Google Cloud Spanner and the Evolution of the Cloud Data Storage Market
Last week, Google announced the beta launch of Cloud spanner, a new globally distributed relational database service for massively scalable applications. At first glance, we might have been tempted to ignore the release of Cloud Spanner. After all, cloud relational database services are not exactly new. However, Cloud Spanner innovates on several areas that long been the Achilles heel of relational databases.
Cloud Spanner is based on a research paper published by Google in 2012. The project started based on the need to look for alternatives to MYSQL that could address Google’s infinite scalability needs. Cloud Spanner architecture combines the best of the relational and NOSQL worlds by providing a relational model with transactional consistency that can achieve seamless scalability. The database service natively supports aCID transactions without sacrificing its scalability model.
Cloud Spanner has been used in production for a while powering services such as Google Photos. The release is certainly a strong addition to Google Cloud’s impressive data storage service portfolio that can rival market leaders such as AWS and Azure.
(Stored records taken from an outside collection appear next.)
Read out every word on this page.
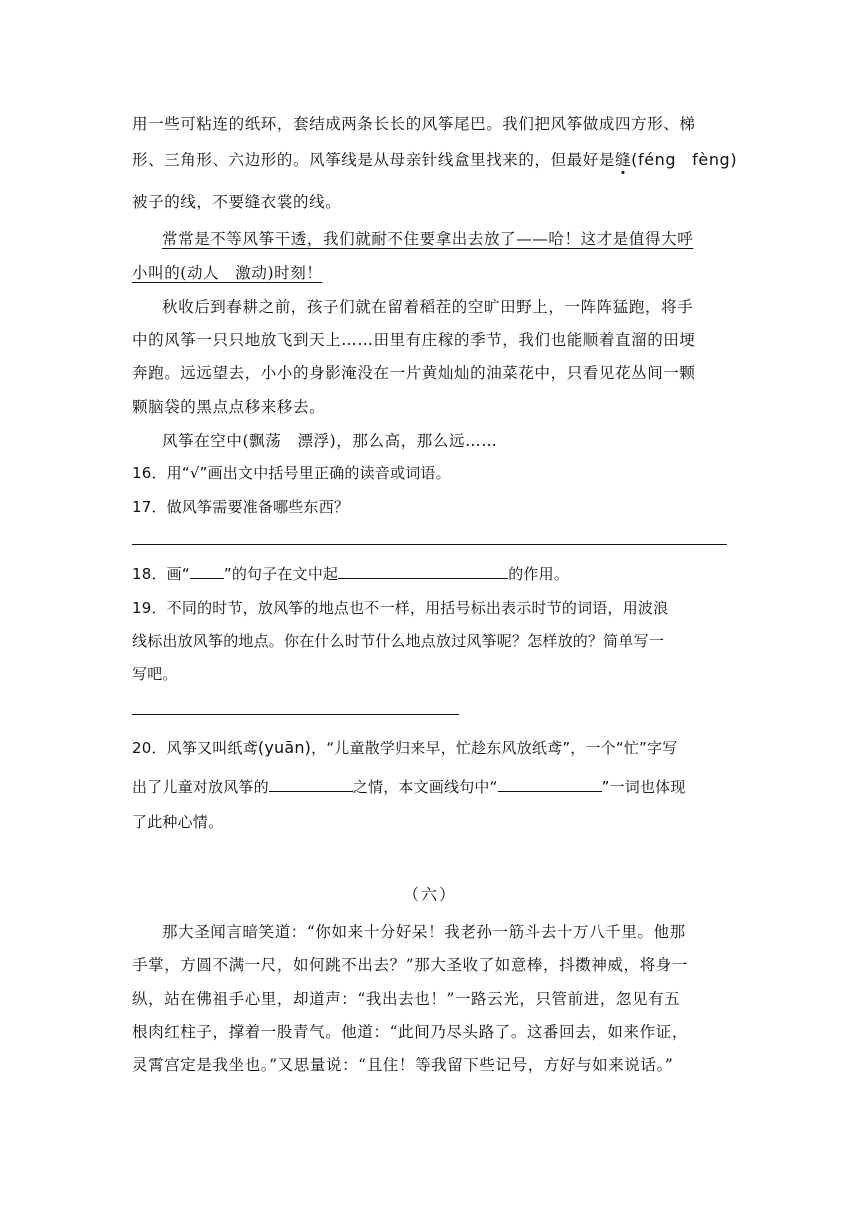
用一些可粘连的纸环，套结成两条长长的风筝尾巴。我们把风筝做成四方形、梯
形、三角形、六边形的。风筝线是从母亲针线盒里找来的，但最好是缝(féng fèng)
被子的线，不要缝衣裳的线。
常常是不等风筝干透，我们就耐不住要拿出去放了——哈！这才是值得大呼
小叫的(动人　激动)时刻！
秋收后到春耕之前，孩子们就在留着稻茬的空旷田野上，一阵阵猛跑，将手
中的风筝一只只地放飞到天上……田里有庄稼的季节，我们也能顺着直溜的田埂
奔跑。远远望去，小小的身影淹没在一片黄灿灿的油菜花中，只看见花丛间一颗
颗脑袋的黑点点移来移去。
风筝在空中(飘荡　漂浮)，那么高，那么远……
16．用“√”画出文中括号里正确的读音或词语。
17．做风筝需要准备哪些东西？
18．画“ ”的句子在文中起	的作用。
19．不同的时节，放风筝的地点也不一样，用括号标出表示时节的词语，用波浪
线标出放风筝的地点。你在什么时节什么地点放过风筝呢？怎样放的？简单写一
写吧。
20．风筝又叫纸鸢(yuān)，“儿童散学归来早，忙趁东风放纸鸢”，一个“忙”字写
出了儿童对放风筝的	之情，本文画线句中“	”一词也体现
了此种心情。
（六）
那大圣闻言暗笑道：“你如来十分好呆！我老孙一筋斗去十万八千里。他那
手掌，方圆不满一尺，如何跳不出去？”那大圣收了如意棒，抖擞神威，将身一
纵，站在佛祖手心里，却道声：“我出去也！”一路云光，只管前进，忽见有五
根肉红柱子，撑着一股青气。他道：“此间乃尽头路了。这番回去，如来作证，
灵霄宫定是我坐也。”又思量说：“且住！等我留下些记号，方好与如来说话。”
However, the launch of Cloud Spanner also represents yet another database service that conceptually overlaps with existing offerings such as Google Cloud DataStore which makes it confusing for companies evaluating different cloud storage platforms.
Certainly, the cloud data storage platform market seems to be growing out of control. Just a few years ago, most cloud platforms only included some basic relational and NOSQL capabilities. Today, the PaaS leader offer overwhelming portfolios of cloud storage services that expand across many different categories. To illustrate that point, we can use the following list that includes the main data storage categories present in the current generation of PaaS technologies.
1 — File Systems: This is the most basic form of storage in cloud platforms represented by services such as AWS S3 or Azure Blob Storage.
2 — Relational Database Services: Relational database such as Google Cloud DataStore or SQL Azure have been part of PaaS stacks since the very beginning.
3 — NOSQL Database Services: Most PaaS providers include native NOSQL capabilities with services such as AWS DynamoDB , Google Cloud BigTable or Azure DocumentDB.
4 — Hadoop Services: Support for traditional big data stacks with products such as Hadoop, HBase or HIVE have been another area of focus of PaaS stacks. Technologies such as AWS EMR, Azure HDInsights or Google Cloud Dataproc are relevant examples of this category.
5 — Data Warehouse Services: Massively parallel processing (MPP) data warehouse solutions have become a common citizen of PaaS stacks. Products such as AWS Redshift, Azure Data Warehouse and now Google Cloud Spanner are the key products in this space.
6 — Data Lake Services: While most PaaSs provide the fundamental building blocks to assemble data lake architectures, now they are moving a step further and started offering entire data lake solutions as cloud services. Azure Data Lake Store is the best example of this emergent type of cloud service.
7 — Search Services: Search is another type of storage service present in PaaS technologies. Services such as AWS ElasticSearch or Azure Search are relevant example of this category.
8 — Third Party database: Most PaaS stacks have done a remarkable job providing support for some of the most popular NOSQL and relational databases in the market. Even though this type of storage doesn’t offer the same levels of scalability and management as native cloud services, it is still a relevant category of the cloud storage ecosystem.